RIYADH: Saudi Arabia’s foreign reserves climbed 3 percent month on month in January to SR1.78 trillion, up SR58.7 billion ($15.6 billion) from December and marking a six-year high.

On an annual basis, the Saudi Central Bank’s net foreign assets rose by 10 percent, equivalent to SR155.8 billion, according to data from the Saudi Central Bank, Argaam reported.

The reserve assets, a crucial indicator of economic stability and external financial strength, comprise several key components.

According to the central bank, also known as SAMA, the Kingdom’s reserves include foreign securities, foreign currency, and bank deposits, as well as its reserve position at the International Monetary Fund, Special Drawing Rights, and monetary gold.

The rise in reserves underscores the strength and liquidity of the Kingdom’s financial position and aligns with Saudi Arabia’s goal of strengthening its financial safety net as it advances economic diversification under Vision 2030.

The value of foreign currency reserves, which represent approximately 95 percent of the total holdings, increased by about 10 percent during January 2026 compared to the same month in 2025, reaching SR1.68 trillion.

The value of the reserve at the IMF increased by 9 percent to reach SR13.1 billion.

Meanwhile, SDRs rose by 5 percent during the period to reach SR80.5 billion.

The Kingdom’s gold reserves remained stable at SR1.62 billion, the same level it has maintained since January 2008.

Saudi Arabia’s foreign reserve assets saw a monthly rise of 5 percent in November, climbing to SR1.74 trillion, according to the Kingdom’s central bank.

Overall, the continued advancement in reserve assets highlights the strength of Saudi Arabia’s fiscal and monetary buffers. These resources support the national currency, help maintain financial system stability, and enhance the country’s ability to navigate global economic volatility.

The sustained accumulation of foreign reserves is a critical pillar of the Kingdom’s economic stability.
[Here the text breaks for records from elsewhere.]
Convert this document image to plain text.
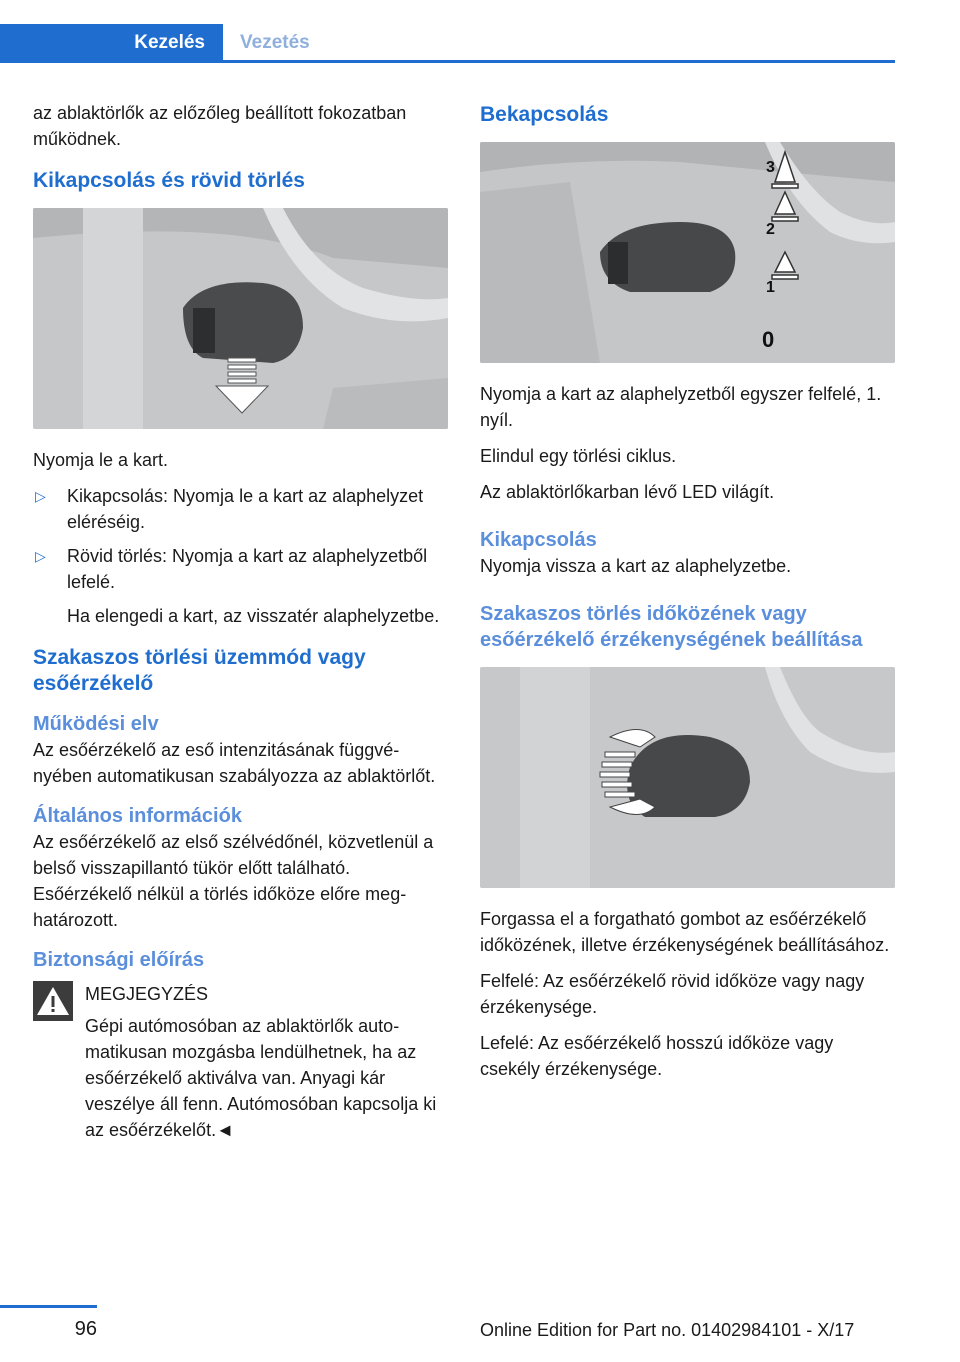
Kezelés	Vezetés

az ablaktörlők az előzőleg beállított fokozatban működnek.

Kikapcsolás és rövid törlés

Nyomja le a kart.

▷ Kikapcsolás: Nyomja le a kart az alaphelyzet eléréséig.
▷ Rövid törlés: Nyomja a kart az alaphelyzetből lefelé.
Ha elengedi a kart, az visszatér alaphelyzetbe.
Szakaszos törlési üzemmód vagy esőérzékelő
Működési elv

Az esőérzékelő az eső intenzitásának függvényében automatikusan szabályozza az ablaktörlőt.

Általános információk

Az esőérzékelő az első szélvédőnél, közvetlenül a belső visszapillantó tükör előtt található. Esőérzékelő nélkül a törlés időköze előre meghatározott.

Biztonsági előírás

MEGJEGYZÉS

Gépi autómosóban az ablaktörlők automatikusan mozgásba lendülhetnek, ha az esőérzékelő aktiválva van. Anyagi kár veszélye áll fenn. Autómosóban kapcsolja ki az esőérzékelőt.◄

Bekapcsolás
3
2
1
0

Nyomja a kart az alaphelyzetből egyszer felfelé, 1. nyíl.

Elindul egy törlési ciklus.

Az ablaktörlőkarban lévő LED világít.

Kikapcsolás

Nyomja vissza a kart az alaphelyzetbe.

Szakaszos törlés időközének vagy esőérzékelő érzékenységének beállítása

Forgassa el a forgatható gombot az esőérzékelő időközének, illetve érzékenységének beállításához.

Felfelé: Az esőérzékelő rövid időköze vagy nagy érzékenysége.

Lefelé: Az esőérzékelő hosszú időköze vagy csekély érzékenysége.

96	Online Edition for Part no. 01402984101 - X/17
It directly reinforces investor confidence in the riyal’s peg to the US dollar, a foundational monetary policy, by providing SAMA with ample resources to defend the currency if needed.

Furthermore, this financial buffer enhances the nation’s sovereign credit profile, lowers national borrowing costs, and provides essential fiscal space to navigate global economic volatility while continuing to fund its ambitious Vision 2030 transformation agenda.